Mila Kunis enjoys the main role as Jupiter Jones, a Russian immigrant in Chicago, apparently destined in the stars for great things but actually currently with a job cleaning toilets.
Life suddenly gets much worse and much better – certainly more exciting – when the universe’s number one psycho (Eddie Redmayne camping in up for Britain) targets her for death, only to be saved (for the first of a zillion times in the movie) by part-wolf, part-man pointy-eared beefcake Caine, a genetically engineered ex-military hired hunter.
Caine is played, actually downplayed, effectively by Channing Tatum, who obliges, as always, by taking his shirt off for long stretches of the movie so we can admire him. It must be in his contract! Tatum swings top billing in his contract, too, though he is just heroine’s sidekick, always there at her side to defend her, apparently just like Toto is there for Dorothy in The Wizard of Oz, the film-makers tell us.

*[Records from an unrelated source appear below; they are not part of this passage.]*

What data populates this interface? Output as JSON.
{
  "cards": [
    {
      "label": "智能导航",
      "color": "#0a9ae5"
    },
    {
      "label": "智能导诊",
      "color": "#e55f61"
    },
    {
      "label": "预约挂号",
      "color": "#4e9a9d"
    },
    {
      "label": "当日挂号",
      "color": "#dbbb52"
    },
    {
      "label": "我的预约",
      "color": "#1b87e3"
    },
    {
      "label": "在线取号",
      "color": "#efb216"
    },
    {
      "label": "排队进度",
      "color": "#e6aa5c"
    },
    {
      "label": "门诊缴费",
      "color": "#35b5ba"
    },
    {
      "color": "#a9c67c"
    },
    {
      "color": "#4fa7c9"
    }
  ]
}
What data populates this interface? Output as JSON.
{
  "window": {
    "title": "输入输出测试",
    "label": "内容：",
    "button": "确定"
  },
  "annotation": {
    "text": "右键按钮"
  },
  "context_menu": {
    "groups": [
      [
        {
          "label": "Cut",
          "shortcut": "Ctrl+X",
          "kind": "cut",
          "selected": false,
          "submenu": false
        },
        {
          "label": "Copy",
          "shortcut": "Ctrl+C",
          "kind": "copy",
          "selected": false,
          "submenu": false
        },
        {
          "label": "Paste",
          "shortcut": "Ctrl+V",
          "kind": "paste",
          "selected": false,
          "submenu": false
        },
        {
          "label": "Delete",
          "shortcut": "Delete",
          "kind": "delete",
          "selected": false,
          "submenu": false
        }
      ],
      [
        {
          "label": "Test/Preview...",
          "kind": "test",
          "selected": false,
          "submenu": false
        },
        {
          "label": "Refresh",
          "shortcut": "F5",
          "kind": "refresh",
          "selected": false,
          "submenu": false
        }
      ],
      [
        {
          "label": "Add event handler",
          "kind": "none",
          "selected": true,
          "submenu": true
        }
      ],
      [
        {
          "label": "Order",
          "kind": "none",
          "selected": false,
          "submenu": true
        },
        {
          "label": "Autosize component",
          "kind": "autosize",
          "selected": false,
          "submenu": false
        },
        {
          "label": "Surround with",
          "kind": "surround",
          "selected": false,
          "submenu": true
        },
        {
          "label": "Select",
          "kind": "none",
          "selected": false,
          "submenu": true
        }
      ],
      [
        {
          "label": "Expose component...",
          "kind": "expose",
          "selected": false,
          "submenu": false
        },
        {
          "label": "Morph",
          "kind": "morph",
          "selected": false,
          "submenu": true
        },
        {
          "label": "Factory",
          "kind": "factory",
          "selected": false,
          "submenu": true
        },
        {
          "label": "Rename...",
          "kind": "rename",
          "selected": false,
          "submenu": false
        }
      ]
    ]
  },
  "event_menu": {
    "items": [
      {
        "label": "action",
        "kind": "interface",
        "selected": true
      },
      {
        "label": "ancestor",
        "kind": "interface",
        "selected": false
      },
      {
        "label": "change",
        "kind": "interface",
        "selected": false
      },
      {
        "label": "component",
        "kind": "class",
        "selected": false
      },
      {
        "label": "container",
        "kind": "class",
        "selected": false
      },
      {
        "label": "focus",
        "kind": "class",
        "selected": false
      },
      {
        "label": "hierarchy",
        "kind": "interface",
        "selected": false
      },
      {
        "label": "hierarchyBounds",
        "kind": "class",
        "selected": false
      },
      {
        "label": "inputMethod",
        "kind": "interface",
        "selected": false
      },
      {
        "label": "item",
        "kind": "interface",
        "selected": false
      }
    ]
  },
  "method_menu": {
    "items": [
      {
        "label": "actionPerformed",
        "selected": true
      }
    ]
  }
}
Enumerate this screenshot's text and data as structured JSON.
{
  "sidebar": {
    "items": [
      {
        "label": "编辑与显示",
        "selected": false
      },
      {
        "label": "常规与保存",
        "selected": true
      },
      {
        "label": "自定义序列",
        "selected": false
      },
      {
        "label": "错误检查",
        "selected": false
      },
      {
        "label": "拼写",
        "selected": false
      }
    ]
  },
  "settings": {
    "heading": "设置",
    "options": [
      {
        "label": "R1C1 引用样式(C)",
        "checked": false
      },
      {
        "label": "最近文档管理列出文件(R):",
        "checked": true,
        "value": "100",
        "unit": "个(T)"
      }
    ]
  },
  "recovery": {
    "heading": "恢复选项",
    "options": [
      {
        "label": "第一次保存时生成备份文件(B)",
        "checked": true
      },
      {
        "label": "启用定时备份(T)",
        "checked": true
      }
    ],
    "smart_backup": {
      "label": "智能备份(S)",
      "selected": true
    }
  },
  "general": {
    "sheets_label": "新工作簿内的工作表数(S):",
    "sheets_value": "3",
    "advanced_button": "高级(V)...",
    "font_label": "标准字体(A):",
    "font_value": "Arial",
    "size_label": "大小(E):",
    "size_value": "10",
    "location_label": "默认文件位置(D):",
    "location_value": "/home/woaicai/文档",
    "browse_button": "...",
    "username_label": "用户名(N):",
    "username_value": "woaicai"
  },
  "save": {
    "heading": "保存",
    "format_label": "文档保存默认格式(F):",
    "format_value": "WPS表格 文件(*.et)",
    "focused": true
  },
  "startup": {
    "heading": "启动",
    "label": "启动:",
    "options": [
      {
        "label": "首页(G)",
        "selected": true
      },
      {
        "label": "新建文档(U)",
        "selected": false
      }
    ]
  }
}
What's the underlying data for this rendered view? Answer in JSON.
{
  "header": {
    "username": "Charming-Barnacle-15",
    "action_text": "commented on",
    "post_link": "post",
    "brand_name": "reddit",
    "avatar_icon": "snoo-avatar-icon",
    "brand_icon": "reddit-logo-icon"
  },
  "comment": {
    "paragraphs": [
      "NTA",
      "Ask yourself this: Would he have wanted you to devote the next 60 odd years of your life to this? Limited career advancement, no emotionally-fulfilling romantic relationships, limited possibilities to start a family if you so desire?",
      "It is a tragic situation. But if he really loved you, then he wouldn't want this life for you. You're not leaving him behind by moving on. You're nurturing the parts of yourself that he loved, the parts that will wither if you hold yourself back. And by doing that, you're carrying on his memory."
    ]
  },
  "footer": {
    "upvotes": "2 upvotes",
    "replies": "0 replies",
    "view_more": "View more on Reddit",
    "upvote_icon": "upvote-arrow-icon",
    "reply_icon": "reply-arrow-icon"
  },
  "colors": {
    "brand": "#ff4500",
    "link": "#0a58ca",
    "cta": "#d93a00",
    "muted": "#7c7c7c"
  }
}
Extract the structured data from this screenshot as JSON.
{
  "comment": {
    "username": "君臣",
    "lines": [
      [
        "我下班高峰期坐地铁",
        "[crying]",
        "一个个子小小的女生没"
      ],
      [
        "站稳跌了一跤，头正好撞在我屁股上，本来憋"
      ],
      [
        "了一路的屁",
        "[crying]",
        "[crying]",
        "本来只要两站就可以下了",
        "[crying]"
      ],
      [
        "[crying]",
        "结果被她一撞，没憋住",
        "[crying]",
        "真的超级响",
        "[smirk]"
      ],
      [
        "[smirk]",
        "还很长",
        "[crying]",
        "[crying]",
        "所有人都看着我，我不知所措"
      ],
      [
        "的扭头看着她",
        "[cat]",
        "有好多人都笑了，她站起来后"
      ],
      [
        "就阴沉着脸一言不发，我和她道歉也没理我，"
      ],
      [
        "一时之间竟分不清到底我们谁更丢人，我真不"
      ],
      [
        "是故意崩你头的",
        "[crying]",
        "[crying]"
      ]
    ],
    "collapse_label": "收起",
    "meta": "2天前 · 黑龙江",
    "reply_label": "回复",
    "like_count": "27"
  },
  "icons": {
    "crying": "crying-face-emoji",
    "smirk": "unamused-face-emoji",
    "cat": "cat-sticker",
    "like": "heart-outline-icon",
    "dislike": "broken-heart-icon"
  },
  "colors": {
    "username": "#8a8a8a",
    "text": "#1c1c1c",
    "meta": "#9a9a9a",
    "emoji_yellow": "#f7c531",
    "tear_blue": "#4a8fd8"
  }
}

If I ever get into trouble with any of the universe’s psychos, I’m just praying that Tatum will always be around to save me. Kunis should be so lucky! Ah, yes, it’s only a fairy tale! And I’d like a pair of Tatum’s anti-gravity boots for Christmas please, if anyone is listening.
Anyway, it turns out that Jupiter is a right royal, people keep calling her ‘your majesty’ and – that her genetic signature has marked her as next in line for an inheritance that could alter the balance of the cosmos. She is the genetic reincarnation of the Queen of the Universe, with infinite wealth and an immunity to bees! Something like that, anyway. No wonder she’s in trouble.
Apart from Balem, Douglas Booth‘s Titus (not quite as camp as Redmayne, but camp enough) is up to no good either, and wants to marry her. And Tuppence Middleton‘s Kalique Abrasax is an ancient mum, who keeps rejuvenating herself, thank goodness. Sean Bean‘s craggy warrior Stinger starts by punching Tatum out, but it’s friendly fighting, and old Beany’s on Tatum’s and Jupiter’s side. There’s also a cameo role for Terry Gilliam as a potty old scientist, or somebody like that.
‘We wanted to make something original, not cynical,’ say The Wachowskis. Well, they’ve achieved the second bit, but not really the first, Their movie, quirky though it is, seems very derivative of Star Wars, Dune, Flash Gordon, Barbarella and Brazil, just to mention a few, not to mention their own work, The Matrix, Speed Racer and Cloud Atlas.
If the result is a mess, just as it sounds like it is, it’s a likeable mess, an enjoyable, fast-moving, eye-catching one. The plot is impossible to follow, and there’s no point anyway. Go with the flow. Enjoy the sweet double act of Tatum and Kunis (what a cute couple they make), the flying dinosaurs, the fetish-mask robots, the CGI, the 3D, the IMAX screen. It’s a spectacle. It’s a lark. It’s creates its own childhood marvel world. It’s fun. It’s not a great movie, not a classic, but, yes, it really is fun.